Si badi: di ognuna di queste azioni compiute dalle autorità russe vi sono troppe notizie circostanziate, troppe prove raccolte sul campo, troppe testimonianze dirette, perché si possa nutrire un ragionevole dubbio su quello che è il dato centrale: nei territori dell’Ucraina che occupa, Mosca sta mettendo in atto una vera e propria politica di tipo genocidiario mirante alla cancellazione di fatto dell’identità nazionale di quel popolo. Una politica del tutto analoga a quella che la Germania nazista mise in atto, ad esempio, durante la Seconda Guerra mondiale nella parte di Polonia occupata che intendeva annettere. Non si prefigge del resto oggi il medesimo scopo Putin?
Ebbene, ma se questo è vero bisogna allora dire alto e forte che è inutile, addirittura grottesco, che un Paese coltivi in tutte le occasioni la sua memoria antifascista, celebri ogni anno la «giornata della memoria» e la «giornata del ricordo», non cessi di evocare ad ogni occasione le colpe di chi contro le infamie del totalitarismo ottanta anni fa «doveva parlare ma non parlò», per poi oggi osservare, invece, un sostanziale silenzio su quanto sta accadendo dalle parti del Donbass e dintorni.

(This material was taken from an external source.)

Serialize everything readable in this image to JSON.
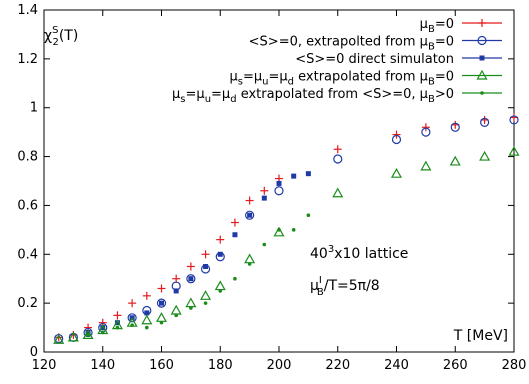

Sì, come avete capito, quel Paese è l’Italia. Siamo noi. Come è possibile che il nostro discorso pubblico ma anche quello culturale e religioso (certo, anche quello culturale e religioso) avvezzi così tanto a frequentare i diritti umani, la legalità, la solidarietà, la giustizia, preferiscano però discettare magari sulla «pace» ma di fatto continuino da settimane a non dire nulla circa i crimini su grande scala che la Russia sta commettendo in Ucraina?

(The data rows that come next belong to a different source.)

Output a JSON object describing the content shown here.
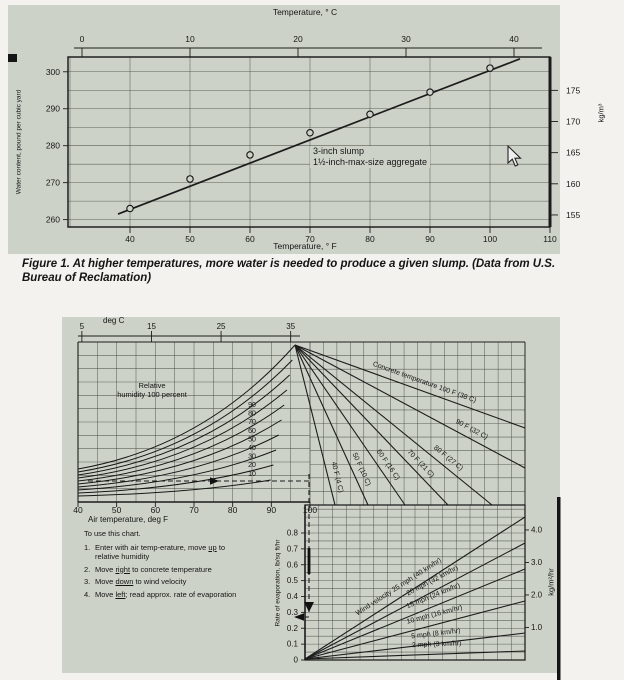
{
  "figure1": {
    "caption_lead": "Figure 1.",
    "caption_rest": " At higher temperatures, more water is needed to produce a given slump. (Data from U.S. Bureau of Reclamation)",
    "annotation_line1": "3-inch slump",
    "annotation_line2": "1½-inch-max-size aggregate"
  },
  "figure2": {
    "instructions": {
      "title": "To use this chart.",
      "steps": [
        {
          "num": "1.",
          "pre": "Enter with air temp-erature, move ",
          "dir": "up",
          "post": " to relative humidity"
        },
        {
          "num": "2.",
          "pre": "Move ",
          "dir": "right",
          "post": " to concrete temperature"
        },
        {
          "num": "3.",
          "pre": "Move ",
          "dir": "down",
          "post": " to wind velocity"
        },
        {
          "num": "4.",
          "pre": "Move ",
          "dir": "left",
          "post": "; read approx. rate of evaporation"
        }
      ]
    }
  },
  "chart_data": [
    {
      "type": "scatter-line",
      "caption": "Figure 1. At higher temperatures, more water is needed to produce a given slump. (Data from U.S. Bureau of Reclamation)",
      "x_label_bottom": "Temperature, ° F",
      "x_label_top": "Temperature, ° C",
      "y_label_left": "Water content, pound per cubic yard",
      "y_label_right": "kg/m³",
      "annotation": "3-inch slump, 1½-inch-max-size aggregate",
      "x_F": [
        40,
        50,
        60,
        70,
        80,
        90,
        100
      ],
      "y_lb_per_cu_yd": [
        263,
        271,
        277.5,
        283.5,
        288.5,
        294.5,
        301
      ],
      "trend_line_F": [
        38,
        105
      ],
      "trend_line_lb": [
        261.5,
        303.5
      ],
      "xlim_F": [
        30,
        110
      ],
      "ylim_lb": [
        258,
        304
      ],
      "x_ticks_F": [
        40,
        50,
        60,
        70,
        80,
        90,
        100,
        110
      ],
      "x_ticks_C": [
        0,
        10,
        20,
        30,
        40
      ],
      "y_ticks_lb": [
        260,
        270,
        280,
        290,
        300
      ],
      "y_ticks_kg_per_m3": [
        155,
        160,
        165,
        170,
        175
      ],
      "grid": true
    },
    {
      "type": "nomograph",
      "air_temperature": {
        "label": "Air temperature, deg F",
        "top_label": "deg C",
        "ticks_F": [
          40,
          50,
          60,
          70,
          80,
          90,
          100
        ],
        "ticks_C": [
          5,
          15,
          25,
          35
        ]
      },
      "relative_humidity": {
        "label_line1": "Relative",
        "label_line2": "humidity 100 percent",
        "curves_percent": [
          100,
          90,
          80,
          70,
          60,
          50,
          40,
          30,
          20,
          10
        ],
        "curve_labels": [
          "90",
          "80",
          "70",
          "60",
          "50",
          "40",
          "30",
          "20",
          "10"
        ]
      },
      "concrete_temperature_lines": [
        "Concrete temperature 100 F (38 C)",
        "90 F (32 C)",
        "80 F (27 C)",
        "70 F (21 C)",
        "60 F (16 C)",
        "50 F (10 C)",
        "40 F (4 C)"
      ],
      "wind_velocity_lines": [
        "Wind velocity 25 mph (40 km/hr)",
        "20 mph (32 km/hr)",
        "15 mph (24 km/hr)",
        "10 mph (16 km/hr)",
        "5 mph (8 km/hr)",
        "2 mph (3 km/hr)"
      ],
      "evaporation_rate": {
        "label": "Rate of evaporation, lb/sq ft/hr",
        "ticks": [
          "0.8",
          "0.7",
          "0.6",
          "0.5",
          "0.4",
          "0.3",
          "0.2",
          "0.1",
          "0"
        ],
        "right_label": "kg/m²/hr",
        "right_ticks": [
          "4.0",
          "3.0",
          "2.0",
          "1.0"
        ]
      }
    }
  ]
}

L’unica speranza di fermare i quali è invece che se ne parli, che se ne parli molto (in modo tra l’altro che Sua Eccellenza l’ambasciatore Razov informi adeguatamente il suo governo) e forse che non ci si limiti a parlare. Ma magari anche per auspicare che gli organi di giustizia internazionale si attivino maggiormente per raccogliere prove e nomi di sospetti criminali russi, di responsabili russi, da trascinare domani in giudizio come si fece ottanta anni fa in una città tedesca che tutti sappiamo come si chiamava.